Wednesday, July 17, 2013

Lembembe Tortured and Killed in Cameroon

Eric Ohena Lembembe, a prominent activist in Cameroon for the rights of lesbian, gay, bisexual, transgender and intersex people, was found dead in his apartment in the capital of Yaoundé, soon after he wrote about attacks in the country on organizations that support homosexuals, Human Rights Watch said in a statement on Tuesday. The rights group, which has collaborated with Mr. Lembembe on the reports, said his body was discovered by friends who had gone to his home after they had been unable to reach him by telephone for several days. His front door was padlocked on the outside, but through the window they could see his body on the bed, and alerted the police, who broke down the door. According to one friend, the Human Rights Watch statement said, Mr. Lembembe’s neck and feet appeared to have been broken, and his face, hands and feet had been burned with an iron. “We don’t know who killed Eric Lembembe, or why he was killed, but one thing is clear: The Cameroonian authorities’ utter failure to stem homophobic violence sends the message that these attacks can be carried out with impunity,” Neela Ghoshal, a senior L.G.B.T. rights researcher for Human Rights Watch, said in the statement. As part of his activism, Mr. Lembembe was an author and a writer about issues affecting the L.G.B.T. community. In his last blog entry this month for a Web site to which he contributed, Erasing 76 Crimes, Mr. Lembembe described attacks on groups that support gays and lesbians, the latest of which targeted the Access Center of Alternatives-Cameroon. “At about 7 a.m. on June 26, the staff discovered flames coming from the office of paramedics/psychosocial counselors.

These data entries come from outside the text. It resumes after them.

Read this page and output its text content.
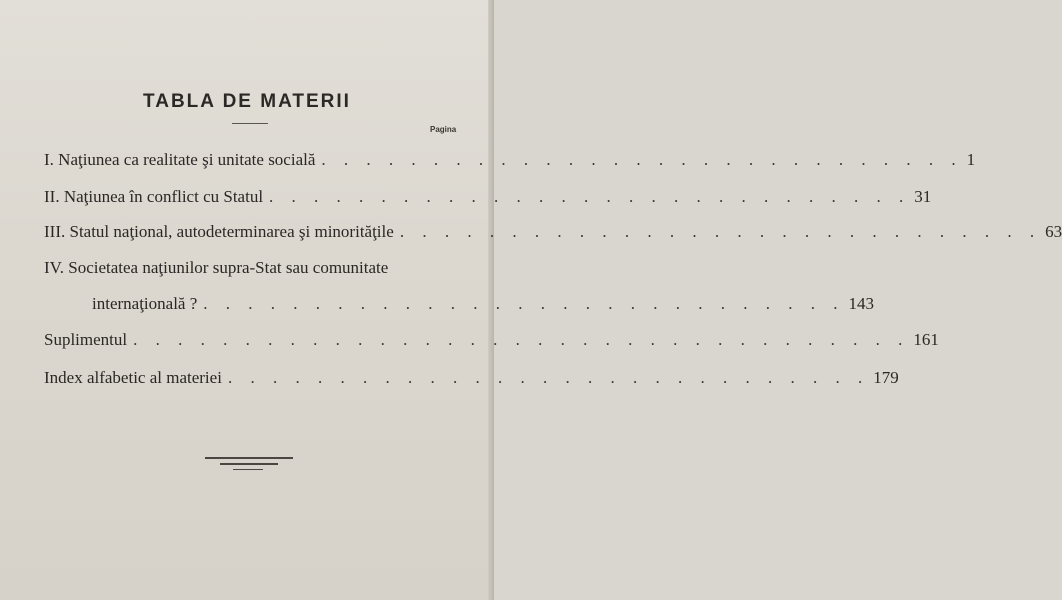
TABLA DE MATERII
Pagina
I. Naţiunea ca realitate şi unitate socială . . . . . . . . . . . . . . . . . . . . . . . . . . . . . 1
II. Naţiunea în conflict cu Statul . . . . . . . . . . . . . . . . . . . . . . . . . . . . . 31
III. Statul naţional, autodeterminarea şi minorităţile . . . . . . . . . . . . . . . . . . . . . . . . . . . . . 63
IV. Societatea naţiunilor supra-Stat sau comunitate
internaţională ? . . . . . . . . . . . . . . . . . . . . . . . . . . . . . 143
Suplimentul . . . . . . . . . . . . . . . . . . . . . . . . . . . . . . . . . . . 161
Index alfabetic al materiei . . . . . . . . . . . . . . . . . . . . . . . . . . . . . 179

Firefighters did not respond to the blaze, nor did neighbors. The center was consumed by the fire. Although no one was killed, most of the equipment (desks, chairs, computers, fans, patients’ medical records, cooking utensils, etc..) was completely destroyed,” Franz Mananga, a director of the center, was quoted as saying in Mr. Lembembe’s report. “Cameroonian officials show no signs that they are aware of the problem. No one has denounced the attacks. No one has visited the scenes of the fire and the burglaries,” Mr. Lembembe wrote in the post, published on July 5.